Divorce can be painful — emotionally and financially — for anyone. But when the split happens later in life, the less time you have to recover from the economic hit. And, the more is at stake.
A growing number of older adults are facing this problem: the divorce rate among U.S. adults ages 50 and older doubled between 1990 and 2010, according to a study out of Bowling Green State University. About one in four divorces includes someone over 50. Susan Brown, who led the research, says a review of the data through 2014 found the rates have stayed about the same in subsequent years.
Reasons for the rise include longer lifespans, more women in the workforce, changing notion about marriage and higher rates of remarriage, which boost your odds of splitting.

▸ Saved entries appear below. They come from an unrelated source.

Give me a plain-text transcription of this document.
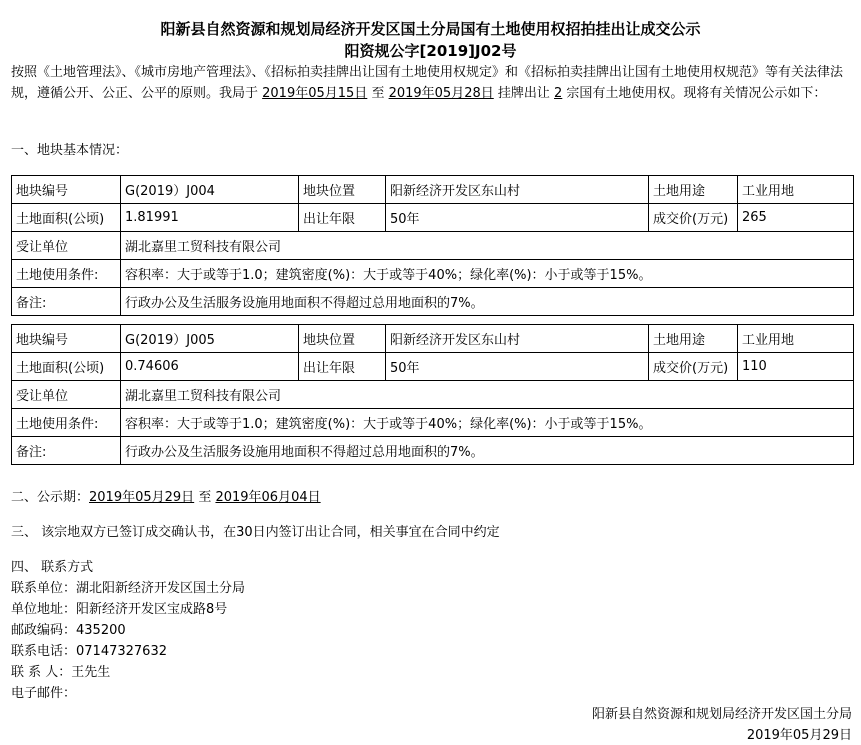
阳新县自然资源和规划局经济开发区国土分局国有土地使用权招拍挂出让成交公示
阳资规公字[2019]J02号

按照《土地管理法》、《城市房地产管理法》、《招标拍卖挂牌出让国有土地使用权规定》和《招标拍卖挂牌出让国有土地使用权规范》等有关法律法规，遵循公开、公正、公平的原则。我局于 2019年05月15日 至 2019年05月28日 挂牌出让 2 宗国有土地使用权。现将有关情况公示如下：

一、地块基本情况：
地块编号	G(2019）J004	地块位置	阳新经济开发区东山村	土地用途	工业用地
土地面积(公顷)	1.81991	出让年限	50年	成交价(万元)	265
受让单位	湖北嘉里工贸科技有限公司				
土地使用条件:	容积率：大于或等于1.0；建筑密度(%)：大于或等于40%；绿化率(%)：小于或等于15%。				
备注:	行政办公及生活服务设施用地面积不得超过总用地面积的7%。				
地块编号	G(2019）J005	地块位置	阳新经济开发区东山村	土地用途	工业用地
土地面积(公顷)	0.74606	出让年限	50年	成交价(万元)	110
受让单位	湖北嘉里工贸科技有限公司				
土地使用条件:	容积率：大于或等于1.0；建筑密度(%)：大于或等于40%；绿化率(%)：小于或等于15%。				
备注:	行政办公及生活服务设施用地面积不得超过总用地面积的7%。				
二、公示期：2019年05月29日 至 2019年06月04日
三、 该宗地双方已签订成交确认书，在30日内签订出让合同，相关事宜在合同中约定
四、 联系方式
联系单位：湖北阳新经济开发区国土分局
单位地址：阳新经济开发区宝成路8号
邮政编码：435200
联系电话：07147327632
联 系 人：王先生
电子邮件：
阳新县自然资源和规划局经济开发区国土分局
2019年05月29日
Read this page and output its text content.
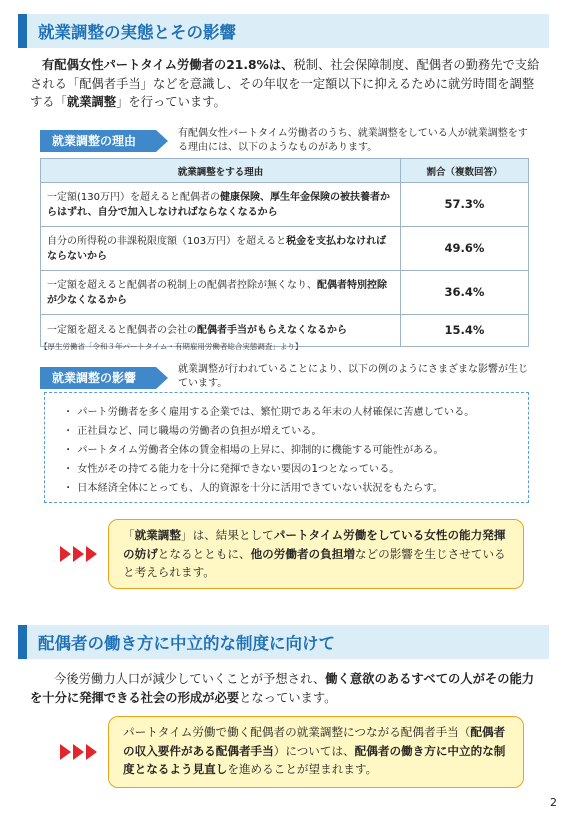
就業調整の実態とその影響
有配偶女性パートタイム労働者の21.8%は、税制、社会保障制度、配偶者の勤務先で支給される「配偶者手当」などを意識し、その年収を一定額以下に抑えるために就労時間を調整する「就業調整」を行っています。
就業調整の理由
有配偶女性パートタイム労働者のうち、就業調整をしている人が就業調整をする理由には、以下のようなものがあります。
就業調整をする理由	割合（複数回答）
一定額(130万円）を超えると配偶者の健康保険、厚生年金保険の被扶養者からはずれ、自分で加入しなければならなくなるから	57.3%
自分の所得税の非課税限度額（103万円）を超えると税金を支払わなければならないから	49.6%
一定額を超えると配偶者の税制上の配偶者控除が無くなり、配偶者特別控除が少なくなるから	36.4%
一定額を超えると配偶者の会社の配偶者手当がもらえなくなるから	15.4%
【厚生労働省「令和３年パートタイム・有期雇用労働者総合実態調査」より】
就業調整の影響
就業調整が行われていることにより、以下の例のようにさまざまな影響が生じています。
・ パート労働者を多く雇用する企業では、繁忙期である年末の人材確保に苦慮している。
・ 正社員など、同じ職場の労働者の負担が増えている。
・ パートタイム労働者全体の賃金相場の上昇に、抑制的に機能する可能性がある。
・ 女性がその持てる能力を十分に発揮できない要因の1つとなっている。
・ 日本経済全体にとっても、人的資源を十分に活用できていない状況をもたらす。
「就業調整」は、結果としてパートタイム労働をしている女性の能力発揮の妨げとなるとともに、他の労働者の負担増などの影響を生じさせていると考えられます。
配偶者の働き方に中立的な制度に向けて
今後労働力人口が減少していくことが予想され、働く意欲のあるすべての人がその能力を十分に発揮できる社会の形成が必要となっています。
パートタイム労働で働く配偶者の就業調整につながる配偶者手当（配偶者の収入要件がある配偶者手当）については、配偶者の働き方に中立的な制度となるよう見直しを進めることが望まれます。
2
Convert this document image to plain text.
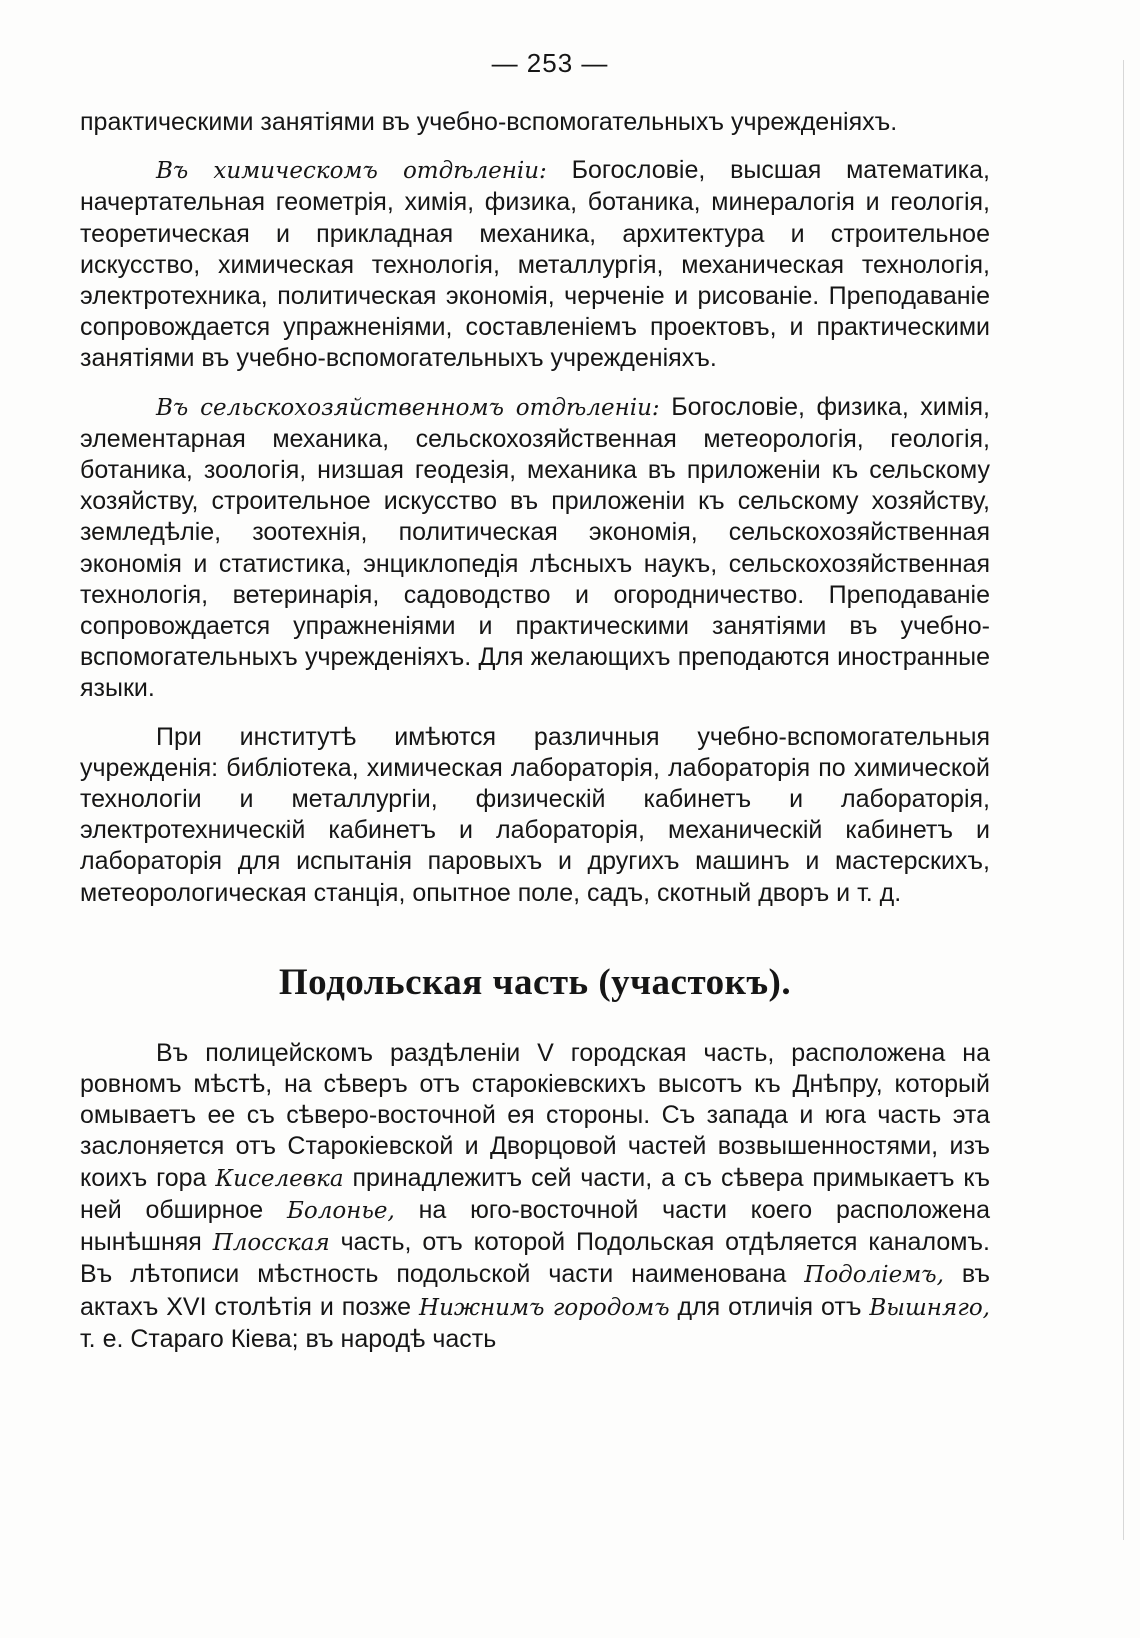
— 253 —

практическими занятіями въ учебно-вспомогательныхъ учрежденіяхъ.

Въ химическомъ отдѣленіи: Богословіе, высшая математика, начертательная геометрія, химія, физика, ботаника, минералогія и геологія, теоретическая и прикладная механика, архитектура и строительное искусство, химическая технологія, металлургія, механическая технологія, электротехника, политическая экономія, черченіе и рисованіе. Преподаваніе сопровождается упражненіями, составленіемъ проектовъ, и практическими занятіями въ учебно-вспомогательныхъ учрежденіяхъ.

Въ сельскохозяйственномъ отдѣленіи: Богословіе, физика, химія, элементарная механика, сельскохозяйственная метеорологія, геологія, ботаника, зоологія, низшая геодезія, механика въ приложеніи къ сельскому хозяйству, строительное искусство въ приложеніи къ сельскому хозяйству, земледѣліе, зоотехнія, политическая экономія, сельскохозяйственная экономія и статистика, энциклопедія лѣсныхъ наукъ, сельскохозяйственная технологія, ветеринарія, садоводство и огородничество. Преподаваніе сопровождается упражненіями и практическими занятіями въ учебно-вспомогательныхъ учрежденіяхъ. Для желающихъ преподаются иностранные языки.

При институтѣ имѣются различныя учебно-вспомогательныя учрежденія: библіотека, химическая лабораторія, лабораторія по химической технологіи и металлургіи, физическій кабинетъ и лабораторія, электротехническій кабинетъ и лабораторія, механическій кабинетъ и лабораторія для испытанія паровыхъ и другихъ машинъ и мастерскихъ, метеорологическая станція, опытное поле, садъ, скотный дворъ и т. д.

Подольская часть (участокъ).

Въ полицейскомъ раздѣленіи V городская часть, расположена на ровномъ мѣстѣ, на сѣверъ отъ старокіевскихъ высотъ къ Днѣпру, который омываетъ ее съ сѣверо-восточной ея стороны. Съ запада и юга часть эта заслоняется отъ Старокіевской и Дворцовой частей возвышенностями, изъ коихъ гора Киселевка принадлежитъ сей части, а съ сѣвера примыкаетъ къ ней обширное Болонье, на юго-восточной части коего расположена нынѣшняя Плосская часть, отъ которой Подольская отдѣляется каналомъ. Въ лѣтописи мѣстность подольской части наименована Подоліемъ, въ актахъ XVI столѣтія и позже Нижнимъ городомъ для отличія отъ Вышняго, т. е. Стараго Кіева; въ народѣ часть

We asked a few experts to weigh in on what to do when divorce suddenly becomes part of your retirement plan. While the challenges of a so-called "gray divorce" are similar to those of a divorce at any age, factors like limited working years ahead, complicated assets, adult children may magnify the difficulties.
Consider these steps:
Get your team together
The team of professionals that guides you through the process may include an attorney, mediator, financial planner, accountant and therapist. In a gray divorce, that financial expert is particularly important because of the lifetime of assets built up and because retirement finances are critical but tricky. Valuing those assets and income streams requires expertise. "It's a terribly emotional time and getting objective information is key," said Dede Jones, a financial planner in Colorado. "The mistakes you can make through the process are far more expensive than the help.
Decide where to live
One big sticking point, especially with an older couple, is who gets to keep the family house. Refusing to budge over the home makes emotional sense, given the years of memories and fear of a new life ahead. But staying might not make the best financial sense, said Janice Green, a family law attorney in Texas.
Be open to alternatives that will leave you in a better position. Selling a home or opting for other assets in the settlement may provide the income you will desperately need in the years ahead. And downsizing can dramatically help manage your costs moving forward.
"The more that I can get people to be creative about the future, it helps remove some of the fear," Green said.
Figure out how to get by
The biggest challenge for someone going through a gray divorce is ensuring there's enough money to provide a comfortable retirement said Terri Munro, a financial planner in Georgia.
Research finds that older adults are unlikely to recoup the financial losses associated with divorce, particularly women who were out of the labor force for decades. A nest egg built for one couple must suddenly stretch to sustain two households. Women who stopped working to raise kids find that alimony is less common than it used to be. At least one spouse may already have retired and find it difficult to find work at this stage.
"You have to weigh up and reassess what your options are based on what the settlement is," Munro said.
Options could be delaying retirement, returning to the workforce, downsizing your home, selling a vacation property or making other lifestyle adjustments. Jones said she has seen clients drive for Uber or rent out parts of their home to make things work.
You may have to reconsider commitments to adult children, such as paying for a wedding or grad school. You also may need to make catch-up contributions to retirement accounts and draw down from savings in different ways than planned.
One silver lining: if you have been married ten years or more you are entitled to spousal Social Security benefits, which you can draw without alerting your ex.
Don't forget your health
Healthcare can be expensive in retirement, so divorce planning must consider how to pay for health insurance post-split.
Once divorced, you won't be able to stay on a spouse's employer plan. Medicare is not available until age 65, and there may be costs for any supplemental insurance.
Munro suggests considering long-term care insurance that would pay benefits if you needed at-home care or a stay in an assisted-living facility. Without a significant other, you do not have that safety net of a spouse as a caregiver. Be warned: finding a reasonably-priced plan gets harder as you age.
Understand your assets
The value of $100,000 in a checking account is not the same as $100,000 in an IRA or $100,000 in home equity, said Jones. Estimating the value of those assets over time, as a financial planner can help do, is crucial to plan properly for retirement. For example, a home may increase in value over time but won't provide steady income and will take money to maintain, while the same stake in stocks could throw off dividend income but potentially lose value in a market correction.
"I can guarantee you there will be elements of the financial plan that have unintended consequences," Jones said.
A professional can also discuss the tax implications of those strategies. Older clients who have built significant home equity may face capital gains taxes if they sell, which divorcing younger adults would not, said Sara Stanich, a financial planner in New York.
Do your paperwork
Don't neglect the details. Update all the legal agreements and accounts you've set up during the course of your marriage, from bank accounts to deeds. Pay special attention to wills, estate plans and beneficiary designations for retirement accounts.
If you don't update your will, Jones said, most states will invalidate it when they see a couple has divorced. Not so for beneficiary designations. If you've split and forgotten to change your beneficiary on your 401(k), your ex will get your cash whether you want them to or not.